- International Electric Vehicle (EV) manufacturers including MG Motors already setting up facilities in Pakistan, according to Fawad Chaudhry, the Federal Minister for Science and Technology.
International Electric Vehicle (EV) manufacturers including MG Motors already setting up facilities in Pakistan, according to Fawad Chaudhry, the Federal Minister for Science and Technology.
Fawad Chaudhry explains to Arab News that environment is a serious issue in bigger cities. WIth 35% of the pollution coming from vehicle emissions, it has become increasing important to move towards more environment-friendly EV vehicles.

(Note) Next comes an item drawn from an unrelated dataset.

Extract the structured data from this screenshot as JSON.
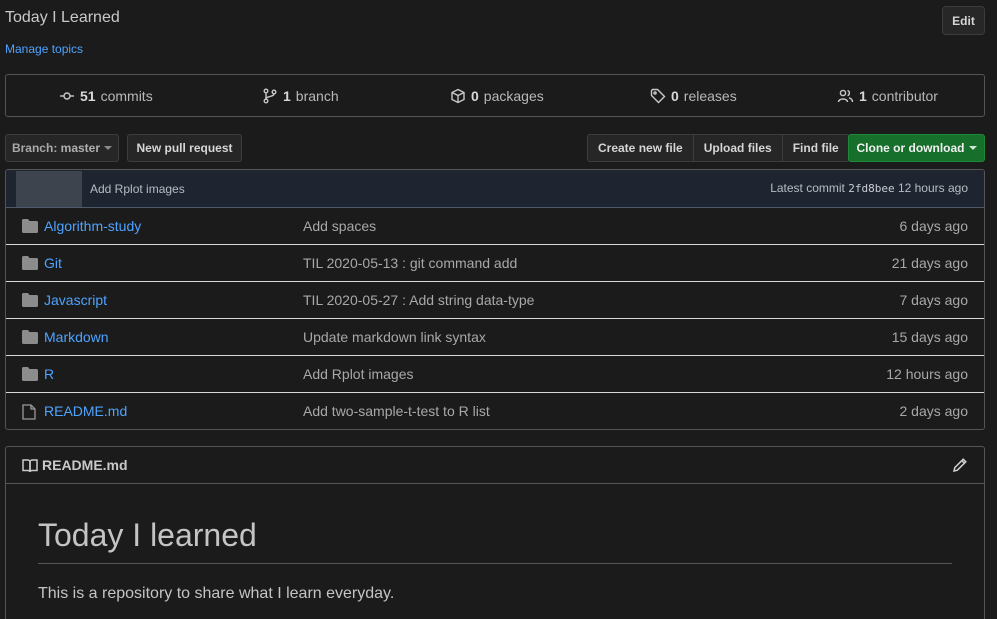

"For this, we believe that the EV policy that we have introduced will bring a big shift from combustion engines to electric (motors) and that would be beneficial," he adds.

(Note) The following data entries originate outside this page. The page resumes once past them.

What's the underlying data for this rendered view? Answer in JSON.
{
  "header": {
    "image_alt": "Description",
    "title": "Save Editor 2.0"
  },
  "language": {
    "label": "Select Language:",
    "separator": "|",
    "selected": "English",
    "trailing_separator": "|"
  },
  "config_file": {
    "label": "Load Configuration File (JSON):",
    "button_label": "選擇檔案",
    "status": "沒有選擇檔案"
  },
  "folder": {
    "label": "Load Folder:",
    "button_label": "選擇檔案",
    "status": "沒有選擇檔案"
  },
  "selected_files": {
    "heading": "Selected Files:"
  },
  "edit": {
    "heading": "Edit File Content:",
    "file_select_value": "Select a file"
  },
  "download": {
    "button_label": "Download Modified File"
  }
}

British Car Manufacturer Morris Garages (MG) has almost finished setting up its production plant in Pakistan, while Malaysia's Proton is also coming with an EV variant. Fawad Chaudhry also encouraged key players like Toyota and Honda in the Pakistan's auto manufacturing industry to also introduce electric cars and start manufacturing them in Pakistan.
In light of the recent developments in the EV industry, the Economic Coordination Committee (ECC) of Pakistan approved a new EV policy last week and this decision is expected to be ratified by the Cabinet on today, according to Arab News. Fawad Chaudhry also suggests that after the approval of EV policy from the cabinet, it is important to move a summary for the constitution of an EV Development Board to regulate the growing EV market in the country.

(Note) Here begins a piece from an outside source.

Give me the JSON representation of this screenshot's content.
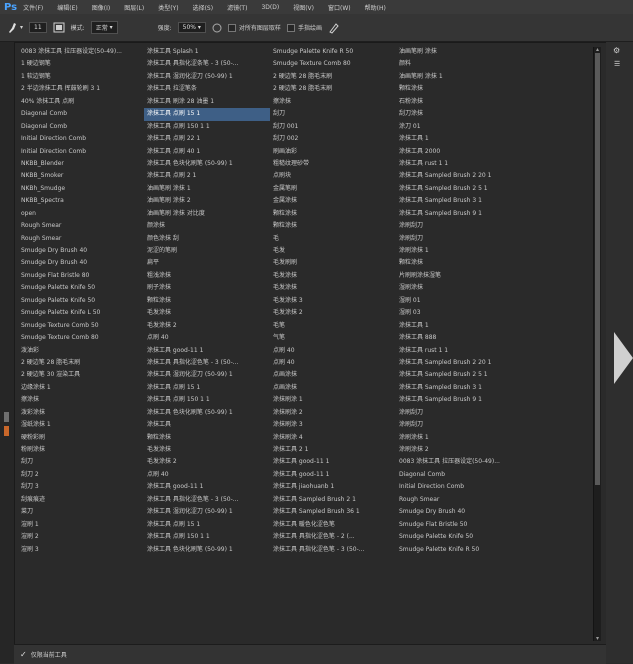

The new policy will remain in effect till the 30th of June, 2026. It imposes a one percent customs duty on auto parts used in assembling vehicles, and zero Additional Custom Duty or Regulatory Duty and Value Added Tax on EV specific parts for Completely Knocked Down units, which are automobiles assembled at a local manufacturing facility.
The Federal Minister for Science and Technology also suggests that import duty of electric vehicles should be abolished for a year or reduced to one percent. This will not only eliminate the on-money charged on cars, but will also develop a culture for electric vehicles in the country.
"In the next 5 years, 20 percent of our vehicles will be electric," Fawad Chaudhry estimates.